I promessi sposi


Nessun libro mi ha mai suscitato passioni tanto intense come *I promessi
sposi*. Tanto lo ho odiato al liceo, tanto la riscoperta tardiva me lo ha
fatto apprezzare. Non voglio nemmeno dare tutto il merito alla mia nefasta
professoressa di lettere: ogni volta che parlo con altre persone di questa
scoperta sensazionale, tutte si ritrovano nella mia stessa condizione di
vecchio odio e ritrovato amore. Oppure devono ancora digerire la prima
parte, ancora si rifiutano di rileggerlo e trovano sospetti i miei
entusiastici apprezzamenti.

E non sono solo queste le passioni suscitate. Appassiona questa storia che
si dipana in un contesto storico e geografico, seppure sentita fino alla
nausea, e soprattutto appassionano tutti questi personaggi che pensano, si
parlano e interagiscono in modo così reale. Spesso in modo esilarante, a
volte in modo più drammatico.
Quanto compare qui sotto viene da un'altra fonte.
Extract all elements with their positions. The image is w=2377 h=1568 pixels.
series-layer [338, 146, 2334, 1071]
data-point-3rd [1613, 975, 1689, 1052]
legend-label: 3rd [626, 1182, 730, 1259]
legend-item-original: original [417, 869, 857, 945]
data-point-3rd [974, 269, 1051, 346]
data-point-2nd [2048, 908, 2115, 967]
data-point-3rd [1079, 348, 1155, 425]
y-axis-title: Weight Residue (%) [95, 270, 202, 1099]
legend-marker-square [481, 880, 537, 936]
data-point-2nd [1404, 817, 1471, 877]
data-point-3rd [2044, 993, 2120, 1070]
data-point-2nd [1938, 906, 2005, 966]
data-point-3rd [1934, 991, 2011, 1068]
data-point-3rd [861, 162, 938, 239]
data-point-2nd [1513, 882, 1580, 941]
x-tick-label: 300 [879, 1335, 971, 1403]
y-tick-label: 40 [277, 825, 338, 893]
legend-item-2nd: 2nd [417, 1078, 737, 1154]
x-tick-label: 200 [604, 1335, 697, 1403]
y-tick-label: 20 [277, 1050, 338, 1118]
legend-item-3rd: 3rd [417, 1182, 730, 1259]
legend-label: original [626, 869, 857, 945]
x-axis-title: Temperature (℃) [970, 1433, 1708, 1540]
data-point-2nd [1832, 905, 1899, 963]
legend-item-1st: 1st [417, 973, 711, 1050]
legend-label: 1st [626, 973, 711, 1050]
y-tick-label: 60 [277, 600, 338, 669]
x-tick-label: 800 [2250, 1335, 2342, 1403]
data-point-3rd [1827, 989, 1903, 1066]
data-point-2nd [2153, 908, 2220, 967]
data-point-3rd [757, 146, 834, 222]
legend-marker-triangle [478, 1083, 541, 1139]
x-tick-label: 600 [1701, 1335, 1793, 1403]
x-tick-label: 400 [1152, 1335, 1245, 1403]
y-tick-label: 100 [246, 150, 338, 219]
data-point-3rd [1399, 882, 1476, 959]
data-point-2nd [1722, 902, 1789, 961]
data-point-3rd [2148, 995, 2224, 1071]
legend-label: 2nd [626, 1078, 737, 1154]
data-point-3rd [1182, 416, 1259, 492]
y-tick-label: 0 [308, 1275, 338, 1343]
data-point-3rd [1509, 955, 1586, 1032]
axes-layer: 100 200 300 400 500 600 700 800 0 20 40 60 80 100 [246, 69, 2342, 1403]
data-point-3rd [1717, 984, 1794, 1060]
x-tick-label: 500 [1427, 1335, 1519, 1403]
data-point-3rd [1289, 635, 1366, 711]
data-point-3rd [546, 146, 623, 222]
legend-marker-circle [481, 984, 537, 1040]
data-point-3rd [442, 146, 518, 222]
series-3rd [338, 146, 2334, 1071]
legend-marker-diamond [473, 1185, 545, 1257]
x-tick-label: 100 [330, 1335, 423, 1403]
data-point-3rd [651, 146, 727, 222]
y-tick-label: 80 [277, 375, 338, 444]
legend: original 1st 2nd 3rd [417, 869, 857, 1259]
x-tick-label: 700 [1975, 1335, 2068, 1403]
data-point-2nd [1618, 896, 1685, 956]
Al liceo non me l’avevano detto, ma Manzoni
non ha pietà per nessuno, soprattutto per i due protagonisti del titolo che
il più delle volte passano l’uno per uno stupidotto rissoso, e l’altra per
una insopportabile Maria Goretti. Quando poi passa alla descrizione della
Milano affamata e poi appestata, allora il suo occhio si sposta
sull’umanità della folla, intenta a fare gran mostra dei propri peggiori
istinti: complottisti, negazionisti, profittatori, come a dire che siamo
sempre gli stessi, che sia la peste o che sia il Covid.